Item 5.08. Shareholder Director Nominations.
To the extent applicable, the information in Item 8.01 of this Current Report on Form 8-K is incorporated by reference into this Item 5.08.
Item 8.01 Other Events.
Exodus Movement, Inc. will hold our 2026 Annual Meeting of Shareholders (the “Annual Meeting”) on Friday, May 1, 2026. We will publish additional details regarding the exact time, location, and matters to be voted on at the Annual Meeting in the proxy statement for the Annual Meeting.
Deadline for Rule 14a-8 Shareholder Proposals
Pursuant to Rule 14a-8 of the Securities Exchange Act of 1934, as amended (the “Exchange Act”), shareholders who wish to submit proposals for inclusion in the proxy statement for the Annual Meeting must send such proposals to our Corporate Secretary at 15418 Weir St., #333, Omaha, Nebraska 68137 no later than the close of business on February 27, 2026. Any proposal received after such date will be considered untimely. Such proposals must be received by us a reasonable time before we begin to print and mail our proxy materials and must comply with Rule 14a-8 of the Exchange Act. The submission of a shareholder proposal does not guarantee that it will be included in the proxy statement.
Deadline for Advance Notice Proposals or Nominations
On December 8, 2025, the Board adopted an amendment and restatement of our Bylaws, effective as of such date, as described in our Current Report on Form 8-K filed on December 10, 2025. As set forth in our Bylaws, if a shareholder intends to make a nomination for director election or present a proposal for other business (other than pursuant to Rule 14a-8 of the Exchange Act) at the Annual Meeting, the shareholder’s notice must be received by our Corporate Secretary at 15418 Weir St., #333, Omaha, Nebraska 68137 no earlier than 8:00 a.m. Central Time on the 120th day and no later than 5:00 p.m. Central Time on the 90th day before the first anniversary of the prior year’s annual meeting; provided, however, if no annual meeting of shareholders was held in the preceding year, the shareholder’s notice must be delivered not earlier than the 8:00 a.m. Central Time on the 120th day prior to such annual meeting and not later than the 5:00 p.m. Central Time on the 10th day following the date on which the first public announcement of the date of such annual meeting is made by the Company. Therefore, notice of proposed nominations or proposals (other than pursuant to Rule 14a-8 of the Exchange Act) must be received by our Corporate Secretary no later than the close of business on February 23, 2026. Any such director nomination or shareholder proposal must be a proper matter for shareholder action and must comply with the terms and conditions set forth in our Bylaws. If a shareholder fails to meet these deadlines or fails to satisfy the requirements of Rule 14a-4 of the Exchange Act, we may exercise discretionary voting authority under proxies we solicit to vote on any such proposal as we determine appropriate. We reserve the right to reject, rule out of order or take other appropriate action with respect to any nomination or proposal that does not comply with these and other applicable requirements.

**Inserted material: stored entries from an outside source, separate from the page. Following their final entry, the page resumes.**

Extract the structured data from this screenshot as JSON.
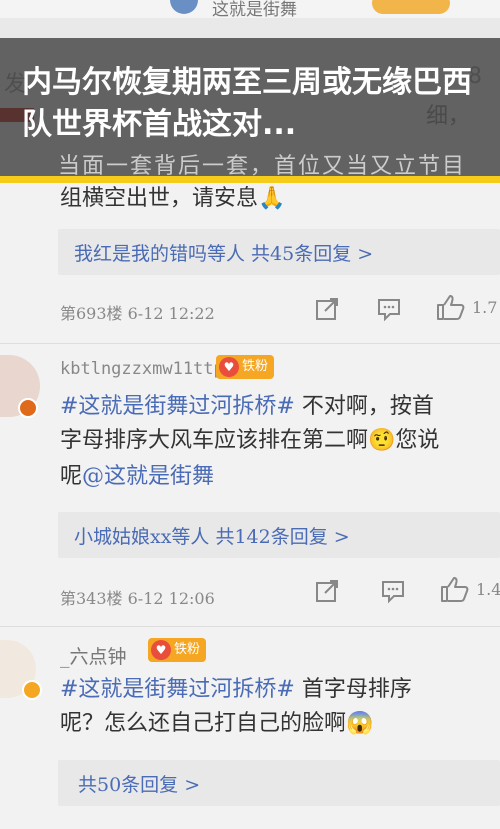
{
  "header": {
    "top_user_text": "这就是街舞",
    "headline": "内马尔恢复期两至三周或无缘巴西队世界杯首战这对...",
    "underlap_text": "当面一套背后一套，首位又当又立节目",
    "ghost_left": "发",
    "ghost_right": "8",
    "ghost_row2": "细，"
  },
  "comments": [
    {
      "id": "c1",
      "text_line2": "组横空出世，请安息🙏",
      "replies_label": "我红是我的错吗等人  共45条回复 >",
      "floor_meta": "第693楼 6-12 12:22",
      "like_count": "1.7"
    },
    {
      "id": "c2",
      "username": "kbtlngzzxmw11ttp",
      "badge": "铁粉",
      "hashtag": "#这就是街舞过河拆桥#",
      "text_line1_rest": " 不对啊，按首",
      "text_line2": "字母排序大风车应该排在第二啊🤨您说",
      "text_line3_pre": "呢",
      "mention": "@这就是街舞",
      "replies_label": "小城姑娘xx等人  共142条回复 >",
      "floor_meta": "第343楼 6-12 12:06",
      "like_count": "1.4"
    },
    {
      "id": "c3",
      "username": "_六点钟",
      "badge": "铁粉",
      "hashtag": "#这就是街舞过河拆桥#",
      "text_line1_rest": " 首字母排序",
      "text_line2": "呢？怎么还自己打自己的脸啊😱",
      "replies_label": "共50条回复 >"
    }
  ],
  "icons": [
    "share-icon",
    "comment-icon",
    "like-icon"
  ],
  "colors": {
    "accent_yellow": "#f5cc1a",
    "link_blue": "#4a6bb5",
    "badge_orange": "#f5a623"
  }
}
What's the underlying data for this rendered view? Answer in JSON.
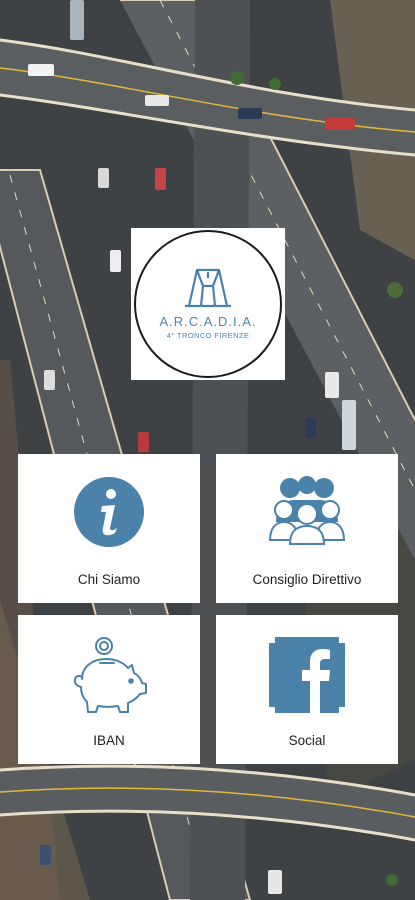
{
  "app": {
    "logo": {
      "title": "A.R.C.A.D.I.A.",
      "subtitle": "4° TRONCO FIRENZE"
    },
    "accent_color": "#4a82a9",
    "menu": [
      {
        "label": "Chi Siamo",
        "icon": "info-icon"
      },
      {
        "label": "Consiglio Direttivo",
        "icon": "people-group-icon"
      },
      {
        "label": "IBAN",
        "icon": "piggy-bank-icon"
      },
      {
        "label": "Social",
        "icon": "facebook-icon"
      }
    ]
  }
}
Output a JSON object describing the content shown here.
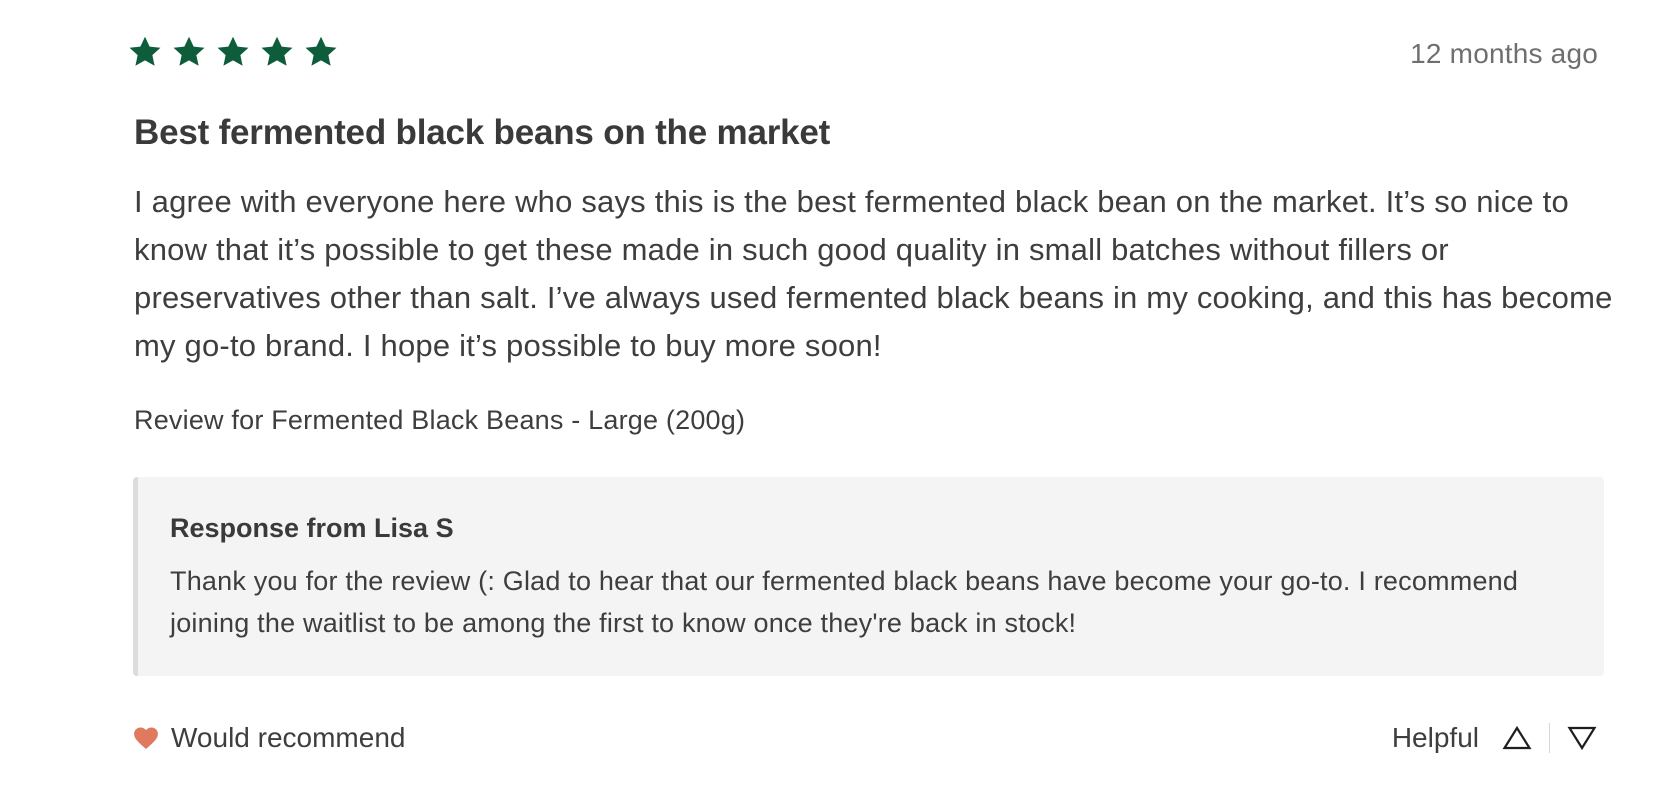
{
  "review": {
    "rating": 5,
    "max_rating": 5,
    "star_color": "#0d5c3a",
    "timestamp": "12 months ago",
    "title": "Best fermented black beans on the market",
    "body": "I agree with everyone here who says this is the best fermented black bean on the market. It’s so nice to know that it’s possible to get these made in such good quality in small batches without fillers or preservatives other than salt. I’ve always used fermented black beans in my cooking, and this has become my go-to brand. I hope it’s possible to buy more soon!",
    "product_line": "Review for Fermented Black Beans - Large (200g)"
  },
  "response": {
    "title": "Response from Lisa S",
    "text": "Thank you for the review (: Glad to hear that our fermented black beans have become your go-to. I recommend joining the waitlist to be among the first to know once they're back in stock!"
  },
  "footer": {
    "recommend_label": "Would recommend",
    "recommend_icon": "heart-icon",
    "heart_color": "#e07a5f",
    "helpful_label": "Helpful",
    "upvote_icon": "triangle-up-icon",
    "downvote_icon": "triangle-down-icon"
  }
}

Further, to comply with the universal proxy rules, if a shareholder intends to solicit proxies in support of director nominees submitted under these advance notice provisions, then our Corporate Secretary must receive proper written notice that sets forth all information required by Rule 14a-19 under the Exchange Act at 15418 Weir St., #333, Omaha, Nebraska 68137 by March 2, 2026, which is 60 calendar days prior to the date of the Annual Meeting. The notice requirement under Rule 14a-19 is in addition to the applicable advance notice requirements under our Bylaws.
Any shareholder proposal or director nomination must also comply with the requirements of Texas law, the rules and regulations promulgated by the SEC and the Bylaws, as applicable.